L’annuncio arriva dopo una visita controversa di McGregor alla Casa Bianca, dove ha incontrato il presidente americano Donald Trump durante la festa di San Patrizio. Durante questo incontro, McGregor ha criticato la politica migratoria irlandese, affermando che il paese rischia di perdere la sua identità culturale a causa dell’immigrazione illegale.

Queste dichiarazioni sono state duramente criticate da esponenti irlandesi, incluso il Primo Ministro Micheál Martin, che ha sottolineato come il combattente di MMA non rappresenti i valori dell’Irlanda né quelli del suo popolo.

Da diversi anni, McGregor non ha mai smesso di criticare la politica irlandese. Populista e definito “estremo” su alcune questioni delicate, l’uomo condivide una visione simile a quella di Donald Trump…

Così, Conor McGregor ha espresso la sua opposizione al Patto europeo su migrazione e asilo, un accordo volto a gestire i flussi migratori all’interno dell’Unione Europea. Ha inoltre criticato il sostegno del governo irlandese a questo patto e ha promesso che, se eletto, organizzerà un referendum per permettere ai cittadini di esprimersi su questa tematica. Nei suoi messaggi, ha esortato gli irlandesi a votare per lui per “far sentire la loro voce”.

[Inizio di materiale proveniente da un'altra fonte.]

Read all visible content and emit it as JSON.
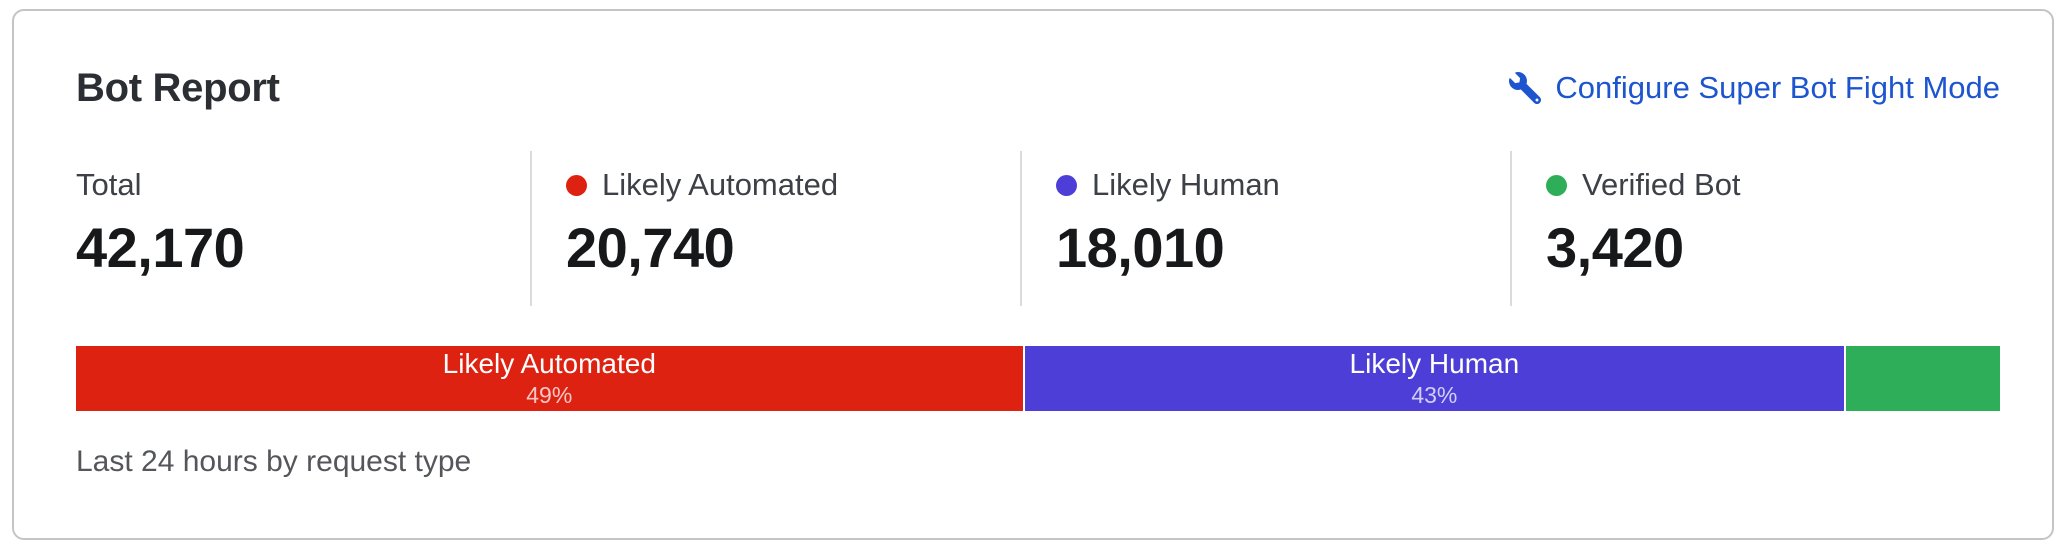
{
  "card": {
    "title": "Bot Report",
    "caption": "Last 24 hours by request type",
    "action": {
      "label": "Configure Super Bot Fight Mode",
      "icon": "wrench-icon"
    }
  },
  "colors": {
    "likely_automated_red": "#de2212",
    "likely_human_indigo": "#4c3ed6",
    "verified_bot_green": "#2eae58",
    "link_blue": "#1d55cf"
  },
  "stats": [
    {
      "label": "Total",
      "value": "42,170",
      "dot_color": null
    },
    {
      "label": "Likely Automated",
      "value": "20,740",
      "dot_color": "#de2212"
    },
    {
      "label": "Likely Human",
      "value": "18,010",
      "dot_color": "#4c3ed6"
    },
    {
      "label": "Verified Bot",
      "value": "3,420",
      "dot_color": "#2eae58"
    }
  ],
  "bar": {
    "segments": [
      {
        "name": "Likely Automated",
        "label": "Likely Automated",
        "percent_label": "49%",
        "percent": 49.2,
        "color": "#de2212"
      },
      {
        "name": "Likely Human",
        "label": "Likely Human",
        "percent_label": "43%",
        "percent": 42.7,
        "color": "#4c3ed6"
      },
      {
        "name": "Verified Bot",
        "label": "",
        "percent_label": "",
        "percent": 8.1,
        "color": "#2eae58"
      }
    ]
  },
  "chart_data": {
    "type": "bar",
    "variant": "horizontal-stacked-percentage",
    "title": "Bot Report",
    "subtitle": "Last 24 hours by request type",
    "total": 42170,
    "categories": [
      "Likely Automated",
      "Likely Human",
      "Verified Bot"
    ],
    "values": [
      20740,
      18010,
      3420
    ],
    "percents": [
      49,
      43,
      8
    ],
    "colors": [
      "#de2212",
      "#4c3ed6",
      "#2eae58"
    ],
    "legend_position": "top",
    "grid": false,
    "xlim": [
      0,
      100
    ]
  }
}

Per la classe politica irlandese così come per la popolazione, questa candidatura suscita tanto sorrisi quanto serietà. Molti si dicono preoccupati.

Alcuni temono la sua posizione politica e la sua inesperienza, mentre altri, condividendo i valori del combattente, si mostrano molto entusiasti.

Una candidatura giuridicamente possibile?

La candidatura di McGregor solleva attualmente dubbi sulla sua fattibilità. Per candidarsi alla presidenza in Irlanda, un candidato deve infatti ottenere il sostegno di 20 membri dell’Oireachtas (il parlamento irlandese) o di quattro autorità locali, cosa che appare improbabile vista la sua storia controversa, che include condanne per aggressione e accuse di stupro. (Recentemente è stato riconosciuto colpevole da una giuria civile per aver aggredito una donna nel 2018, un verdetto che intende impugnare in appello).

Tuttavia, alcuni analisti ritengono che la sua popolarità e la sua immagine di outsider possano attrarre una parte dell’elettorato irlandese.